12 Movie Deaths You Knew Were Coming (That Still Broke You)

Some doomed protagonists, some real heroic self-sacrifices, and... a cartoon cat.

In Bruges Colin Farrell Brendan Gleeson
Focus Features

Sometimes an onscreen demise is brutal not because it’s sudden and unexpected, but for precisely the opposite reason. Yes, some deaths are utterly inevitable, whether it’s because an actor wants to retire an ageing character, the character themselves have run their course, the story requires a heroic sacrifice, or in some cases, they’re based on real life figures whose untimely deaths are a matter of common knowledge.

Nonetheless, this can cause an intense strain of dramatic irony as the audience is left burdened with some foresight they wish they didn’t have, and we can’t fool ourselves into thinking things will work out alright in the end and everyone will ride of merrily into the metaphorical sunset. No, sometimes films force us to contend with the brutal reality of death by introducing us to a character we’re well aware is doomed and making us love them despite the certainty of their eventual fate.

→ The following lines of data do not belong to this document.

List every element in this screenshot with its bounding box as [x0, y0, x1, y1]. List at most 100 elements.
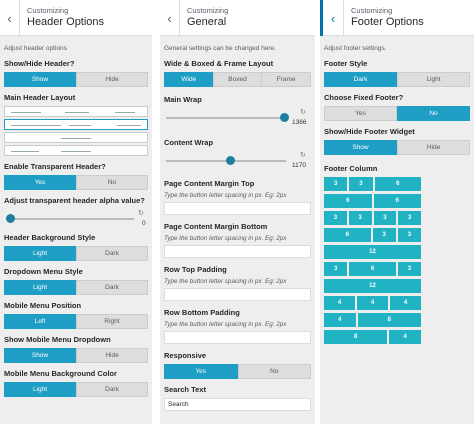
panel-header: ‹ Customizing Footer Options [320, 0, 474, 36]
no-option[interactable]: No [237, 364, 311, 379]
light-option[interactable]: Light [4, 280, 76, 295]
breadcrumb: Customizing [187, 6, 229, 15]
left-option[interactable]: Left [4, 314, 76, 329]
yes-option[interactable]: Yes [324, 106, 397, 121]
yes-option[interactable]: Yes [164, 364, 238, 379]
dark-option[interactable]: Dark [76, 280, 148, 295]
dark-option[interactable]: Dark [324, 72, 397, 87]
dark-option[interactable]: Dark [76, 382, 148, 397]
row-top-padding-label: Row Top Padding [164, 265, 227, 274]
footer-column-option[interactable]: 12 [324, 279, 421, 293]
row-bottom-padding-input[interactable] [164, 331, 311, 344]
light-option[interactable]: Light [4, 246, 76, 261]
margin-bottom-input[interactable] [164, 245, 311, 258]
row-top-padding-input[interactable] [164, 288, 311, 301]
footer-column-cell: 12 [324, 245, 421, 259]
show-option[interactable]: Show [4, 72, 76, 87]
footer-column-cell: 3 [397, 262, 421, 276]
yes-option[interactable]: Yes [4, 175, 76, 190]
undo-icon[interactable]: ↻ [300, 152, 306, 159]
panel-header: ‹ Customizing General [160, 0, 315, 36]
footer-widget-toggle: Show Hide [324, 140, 470, 155]
hide-option[interactable]: Hide [397, 140, 470, 155]
hide-option[interactable]: Hide [76, 348, 148, 363]
no-option[interactable]: No [397, 106, 470, 121]
mobile-menu-bg-label: Mobile Menu Background Color [4, 369, 117, 378]
margin-bottom-hint: Type the button letter spacing in px. Eg… [164, 235, 287, 242]
transparent-header-toggle: Yes No [4, 175, 148, 190]
header-layout-option-2[interactable] [4, 119, 148, 130]
footer-column-cell: 6 [374, 177, 421, 191]
show-hide-header-label: Show/Hide Header? [4, 59, 75, 68]
content-wrap-value: 1170 [292, 162, 306, 169]
content-wrap-label: Content Wrap [164, 138, 214, 147]
footer-widget-label: Show/Hide Footer Widget [324, 127, 415, 136]
slider-handle[interactable] [280, 113, 289, 122]
panel-header: ‹ Customizing Header Options [0, 0, 152, 36]
alpha-value: 0 [142, 220, 146, 227]
footer-options-panel: ‹ Customizing Footer Options Adjust foot… [320, 0, 474, 424]
header-layout-option-3[interactable] [4, 132, 148, 143]
footer-column-cell: 4 [389, 330, 421, 344]
slider-track[interactable] [6, 218, 134, 220]
show-option[interactable]: Show [324, 140, 397, 155]
hide-option[interactable]: Hide [76, 72, 148, 87]
footer-column-cell: 3 [349, 177, 373, 191]
no-option[interactable]: No [76, 175, 148, 190]
undo-icon[interactable]: ↻ [300, 109, 306, 116]
footer-column-cell: 3 [324, 211, 347, 225]
back-button[interactable]: ‹ [0, 0, 20, 36]
footer-column-cell: 6 [349, 262, 396, 276]
boxed-option[interactable]: Boxed [212, 72, 262, 87]
show-option[interactable]: Show [4, 348, 76, 363]
panel-title: Header Options [27, 16, 105, 28]
header-layout-option-4[interactable] [4, 145, 148, 156]
slider-handle[interactable] [226, 156, 235, 165]
header-layout-option-1[interactable] [4, 106, 148, 117]
light-option[interactable]: Light [397, 72, 470, 87]
margin-bottom-label: Page Content Margin Bottom [164, 222, 268, 231]
chevron-left-icon: ‹ [330, 10, 336, 26]
footer-column-cell: 3 [397, 228, 421, 242]
panel-description: Adjust header options [4, 45, 67, 52]
footer-style-label: Footer Style [324, 59, 368, 68]
layout-mode-label: Wide & Boxed & Frame Layout [164, 59, 274, 68]
transparent-header-label: Enable Transparent Header? [4, 162, 106, 171]
margin-top-hint: Type the button letter spacing in px. Eg… [164, 192, 287, 199]
search-text-input[interactable]: Search [164, 398, 311, 411]
wide-option[interactable]: Wide [164, 72, 213, 87]
slider-handle[interactable] [6, 214, 15, 223]
footer-column-cell: 3 [398, 211, 421, 225]
panel-title: Footer Options [351, 16, 424, 28]
footer-column-cell: 12 [324, 279, 421, 293]
footer-column-option[interactable]: 12 [324, 245, 421, 259]
header-bg-style-toggle: Light Dark [4, 246, 148, 261]
panel-description: Adjust footer settings. [324, 45, 387, 52]
slider-track[interactable] [166, 117, 286, 119]
back-button[interactable]: ‹ [320, 0, 344, 36]
responsive-label: Responsive [164, 351, 207, 360]
back-button[interactable]: ‹ [160, 0, 180, 36]
undo-icon[interactable]: ↻ [138, 210, 144, 217]
header-bg-style-label: Header Background Style [4, 233, 96, 242]
footer-column-cell: 4 [324, 313, 356, 327]
margin-top-input[interactable] [164, 202, 311, 215]
right-option[interactable]: Right [76, 314, 148, 329]
frame-option[interactable]: Frame [261, 72, 312, 87]
footer-column-cell: 3 [372, 228, 396, 242]
alpha-slider: ↻ 0 [4, 209, 148, 229]
show-hide-header-toggle: Show Hide [4, 72, 148, 87]
mobile-menu-bg-toggle: Light Dark [4, 382, 148, 397]
fixed-footer-label: Choose Fixed Footer? [324, 93, 404, 102]
light-option[interactable]: Light [4, 382, 76, 397]
footer-column-cell: 6 [324, 228, 371, 242]
dark-option[interactable]: Dark [76, 246, 148, 261]
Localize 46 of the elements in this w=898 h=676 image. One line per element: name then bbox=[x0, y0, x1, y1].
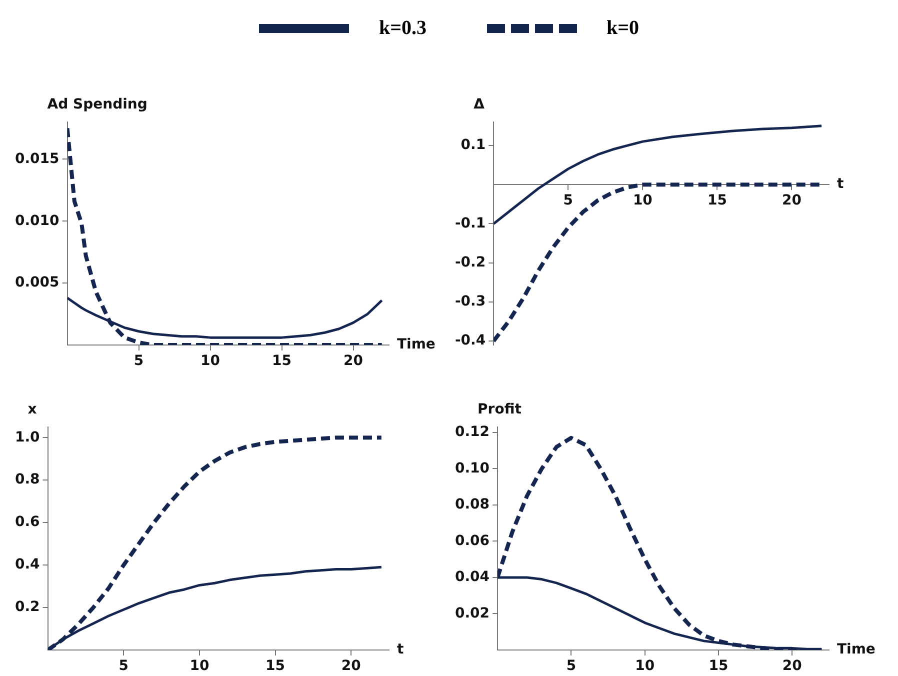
x-tick-label: 10 bbox=[632, 192, 653, 209]
y-tick-label: 0.02 bbox=[454, 605, 490, 622]
y-tick-label: 0.06 bbox=[454, 532, 490, 549]
x-tick-label: 20 bbox=[782, 192, 802, 209]
y-tick-label: 0.12 bbox=[454, 424, 490, 440]
x-tick-label: 5 bbox=[566, 658, 576, 674]
x-tick-label: 5 bbox=[118, 658, 128, 674]
x-tick-label: 10 bbox=[200, 353, 220, 370]
y-tick-label: 0.8 bbox=[14, 472, 40, 488]
x-tick-label: 20 bbox=[782, 658, 802, 674]
y-tick-label: -0.2 bbox=[454, 254, 486, 270]
y-axis-title: Ad Spending bbox=[47, 96, 148, 113]
y-axis-title: x bbox=[28, 402, 37, 418]
y-tick-label: -0.1 bbox=[454, 215, 486, 232]
y-tick-label: 0.04 bbox=[454, 569, 490, 586]
x-tick-label: 15 bbox=[266, 658, 286, 674]
y-tick-label: 0.2 bbox=[14, 599, 40, 616]
y-axis-title: Profit bbox=[478, 402, 522, 418]
y-tick-label: 0.6 bbox=[14, 514, 40, 530]
x-tick-label: 15 bbox=[708, 658, 728, 674]
y-tick-label: 0.4 bbox=[14, 556, 40, 573]
y-tick-label: 0.10 bbox=[454, 460, 490, 476]
x-tick-label: 10 bbox=[635, 658, 655, 674]
x-axis-title: t bbox=[837, 176, 844, 192]
x-tick-label: 20 bbox=[341, 658, 362, 674]
x-tick-label: 5 bbox=[134, 353, 144, 370]
y-tick-label: 1.0 bbox=[14, 429, 40, 446]
x-axis-title: t bbox=[397, 642, 404, 658]
y-tick-label: 0.08 bbox=[454, 496, 490, 513]
x-tick-label: 15 bbox=[272, 353, 292, 370]
x-tick-label: 5 bbox=[563, 192, 574, 209]
x-axis-title: Time bbox=[397, 336, 436, 353]
x-tick-label: 20 bbox=[344, 353, 364, 370]
y-tick-label: 0.010 bbox=[14, 212, 60, 229]
legend-label: k=0 bbox=[606, 16, 640, 40]
y-tick-label: 0.1 bbox=[460, 137, 486, 154]
x-tick-label: 15 bbox=[707, 192, 727, 209]
x-tick-label: 10 bbox=[190, 658, 210, 674]
line-series bbox=[67, 126, 384, 345]
x-axis-title: Time bbox=[837, 642, 876, 658]
y-tick-label: -0.4 bbox=[454, 332, 486, 349]
y-tick-label: -0.3 bbox=[454, 294, 486, 310]
y-axis-title: Δ bbox=[474, 96, 485, 113]
legend-label: k=0.3 bbox=[378, 16, 426, 40]
y-tick-label: 0.015 bbox=[14, 150, 60, 167]
y-tick-label: 0.005 bbox=[14, 274, 60, 291]
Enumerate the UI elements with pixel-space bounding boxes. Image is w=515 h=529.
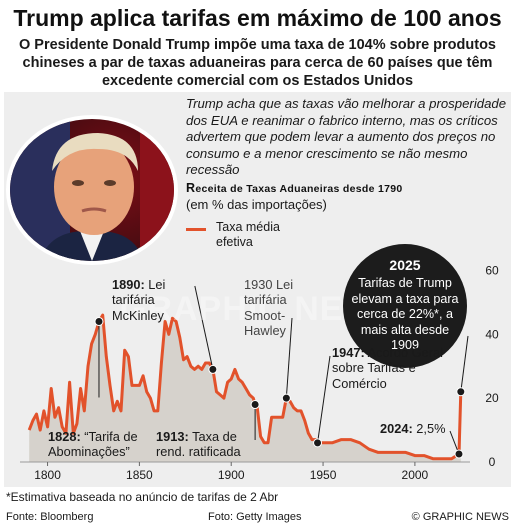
data-point-1947 (313, 438, 323, 448)
pointer-line-1947 (317, 355, 331, 443)
page-subtitle: O Presidente Donald Trump impõe uma taxa… (19, 37, 496, 89)
pointer-line-1930 (285, 317, 293, 399)
data-point-2024 (454, 449, 464, 459)
y-tick-label: 0 (489, 455, 496, 469)
annotation-1930-year: 1930 (244, 277, 273, 292)
pointer-line-2025 (460, 335, 469, 392)
annotation-1890-year: 1890: (112, 277, 145, 292)
annotation-1828-text: “Tarifa de Abominações” (48, 429, 138, 460)
annotation-1913: 1913: Taxa de rend. ratificada (156, 429, 256, 460)
data-point-1913 (250, 400, 260, 410)
annotation-1913-year: 1913: (156, 429, 189, 444)
x-tick-label: 1950 (310, 468, 337, 482)
callout-2025-year: 2025 (389, 257, 421, 273)
footer-source: Fonte: Bloomberg (6, 511, 94, 523)
tick-layer: 0 20 40 60 1800 1850 1900 1950 2000 (20, 263, 499, 482)
annotation-1947-year: 1947: (332, 345, 365, 360)
annotation-1828-year: 1828: (48, 429, 81, 444)
page-title: Trump aplica tarifas em máximo de 100 an… (13, 5, 502, 31)
chart-title-lead: R (186, 181, 196, 195)
data-point-2025 (456, 387, 466, 397)
annotation-2024-text: 2,5% (416, 421, 446, 436)
annotation-1913-text: Taxa de rend. ratificada (156, 429, 241, 460)
line-layer (27, 313, 463, 461)
x-tick-label: 1900 (218, 468, 245, 482)
data-point-1828 (94, 316, 104, 326)
y-tick-label: 20 (485, 391, 499, 405)
footer-photo-credit: Foto: Getty Images (208, 511, 302, 523)
pointer-line-1890 (194, 285, 214, 370)
footnote: *Estimativa baseada no anúncio de tarifa… (6, 490, 279, 504)
legend-label: Taxa média efetiva (216, 220, 280, 249)
annotation-2024: 2024: 2,5% (380, 421, 460, 436)
annotation-1890-text: Lei tarifária McKinley (112, 277, 166, 323)
chart-subtitle: (em % das importações) (186, 197, 327, 212)
annotation-1890: 1890: Lei tarifária McKinley (112, 277, 210, 323)
intro-text: Trump acha que as taxas vão melhorar a p… (186, 96, 507, 178)
x-tick-label: 1800 (34, 468, 61, 482)
y-tick-label: 60 (485, 263, 499, 277)
point-layer (94, 316, 466, 459)
annotation-1930: 1930 Lei tarifária Smoot-Hawley (244, 277, 324, 339)
legend-swatch (186, 228, 206, 231)
annotation-1828: 1828: “Tarifa de Abominações” (48, 429, 154, 460)
annotation-1947: 1947: Acordo Geral sobre Tarifas e Comér… (332, 345, 462, 391)
pointer-layer (98, 285, 469, 455)
annotation-1947-text: Acordo Geral sobre Tarifas e Comércio (332, 345, 443, 391)
footer-copyright: © GRAPHIC NEWS (411, 511, 509, 523)
y-tick-label: 40 (485, 327, 499, 341)
data-point-1890 (208, 364, 218, 374)
annotation-1930-text: Lei tarifária Smoot-Hawley (244, 277, 294, 339)
callout-2025-text: Tarifas de Trump elevam a taxa para cerc… (351, 276, 459, 352)
data-point-1930 (281, 393, 291, 403)
chart-title-rest: eceita de Taxas Aduaneiras desde 1790 (195, 183, 403, 195)
annotation-2024-year: 2024: (380, 421, 413, 436)
callout-2025: 2025 Tarifas de Trump elevam a taxa para… (343, 244, 467, 368)
x-tick-label: 2000 (402, 468, 429, 482)
x-tick-label: 1850 (126, 468, 153, 482)
chart-title: Receita de Taxas Aduaneiras desde 1790 (186, 181, 403, 195)
series-line (27, 313, 463, 461)
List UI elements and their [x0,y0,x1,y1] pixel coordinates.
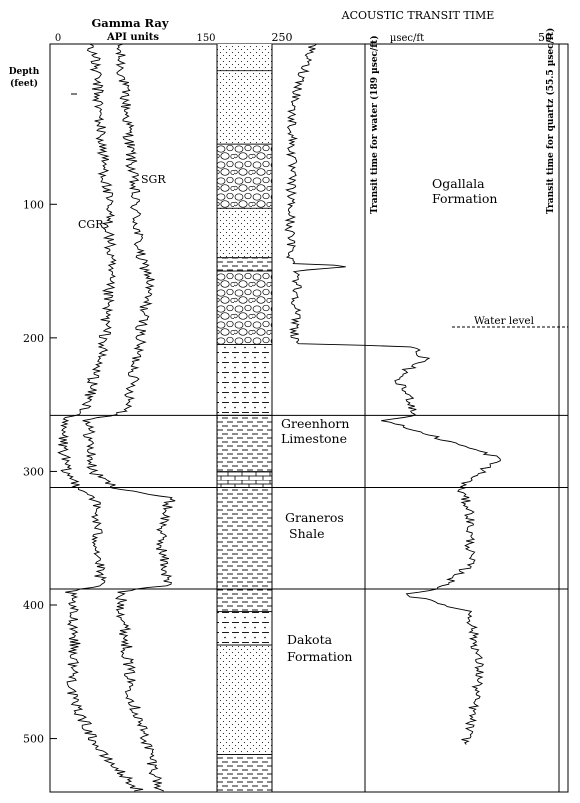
lithology-layer-shale [216,487,273,590]
sgr-curve [82,43,176,792]
formation-greenhorn-line1: Greenhorn [281,416,349,431]
lithology-layer-sandstone [216,70,273,145]
cgr-curve [57,43,144,792]
lithology-layer-sandstone [216,207,273,259]
lithology-layer-limestone [216,471,273,488]
quartz-transit-label: Transit time for quartz (55.5 µsec/ft) [545,28,556,214]
lithology-column [216,44,273,793]
depth-tick-label: 300 [23,465,44,478]
depth-axis: 100 200 300 400 500 [23,198,57,746]
lithology-layer-gravel [216,270,273,345]
lithology-layer-gravel [216,143,273,209]
formation-dakota-line2: Formation [287,649,352,664]
acoustic-curve [284,43,501,745]
depth-tick-label: 200 [23,332,44,345]
lithology-layer-shale [216,588,273,613]
lithology-layer-shale [216,754,273,793]
formation-ogallala-line1: Ogallala [432,176,485,191]
sgr-label: SGR [141,173,166,186]
lithology-layer-shale [216,257,273,272]
formation-graneros-line2: Shale [289,526,324,541]
gamma-ray-max: 150 [196,33,215,44]
acoustic-left-value: 250 [272,31,293,44]
lithology-layer-sandstone [217,44,272,71]
formation-greenhorn-line2: Limestone [281,431,347,446]
water-transit-label: Transit time for water (189 µsec/ft) [369,35,380,214]
acoustic-units: µsec/ft [390,33,424,44]
depth-label-line2: (feet) [10,78,38,89]
formation-ogallala-line2: Formation [432,191,497,206]
water-level-label: Water level [474,315,535,327]
formation-graneros-line1: Graneros [285,510,344,525]
lithology-layer-sandy-shale [216,344,273,416]
lithology-layer-sandy-shale [216,611,273,646]
depth-tick-label: 100 [23,198,44,211]
acoustic-title: ACOUSTIC TRANSIT TIME [341,9,495,22]
depth-label-line1: Depth [9,67,40,77]
formation-dakota-line1: Dakota [287,632,333,647]
gamma-ray-units: API units [106,32,159,43]
depth-tick-label: 400 [23,599,44,612]
acoustic-right-value: 50 [538,31,552,44]
gamma-ray-min: 0 [55,33,61,44]
lithology-layer-sandstone [216,644,273,755]
plot-frame [49,43,569,793]
cgr-label: CGR [78,218,104,231]
gamma-ray-title: Gamma Ray [91,16,168,30]
lithology-layer-shale [216,414,273,472]
depth-tick-label: 500 [23,733,44,746]
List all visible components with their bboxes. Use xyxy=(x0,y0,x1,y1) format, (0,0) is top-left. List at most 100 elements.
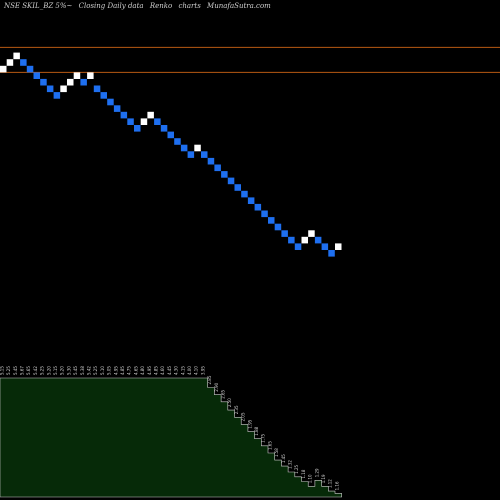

Sure, there’s probably a valuable lesson here about the impermanence of all things and the strange ineffable sense of liberation which comes from knowing nothing can last forever and we are all but drops in the unending waterfall of time’s relentless passing—but damn, did they need to off Mufasa for us to learn that?

12. Wolverine - Logan

In Bruges Colin Farrell Brendan Gleeson
20th Century Studios

We all knew it—once the words “Old Man Logan” first escaped Hugh Jackman’s lips, the writing was on the wall for the Australia star’s most beloved screen role. Jackman’s iteration of the gruff X-Men antihero predated the entire MCU, with his first appearance in the iconic super suit hitting cinemas way back in 2000. Seventeen long years later, it was time to say goodbye to the universally adored character, and who better to do the elegiac job than Walk the Line helmer James Mangold?

And yet… Maybe it’s because the flick toned down the more pointlessly bleak elements of its source material. Maybe it’s because the hard-R rating let the hero use his claws more than ever before and, despite his advancing age, this gory skill made him seem all but invincible.

Whatever the cause, by the end of the film we were wishing the irritable anti-hero might somehow make it out alive despite knowing a necessary heroic sacrifice was on its way, making the inevitable ending even more powerful despite its predictability.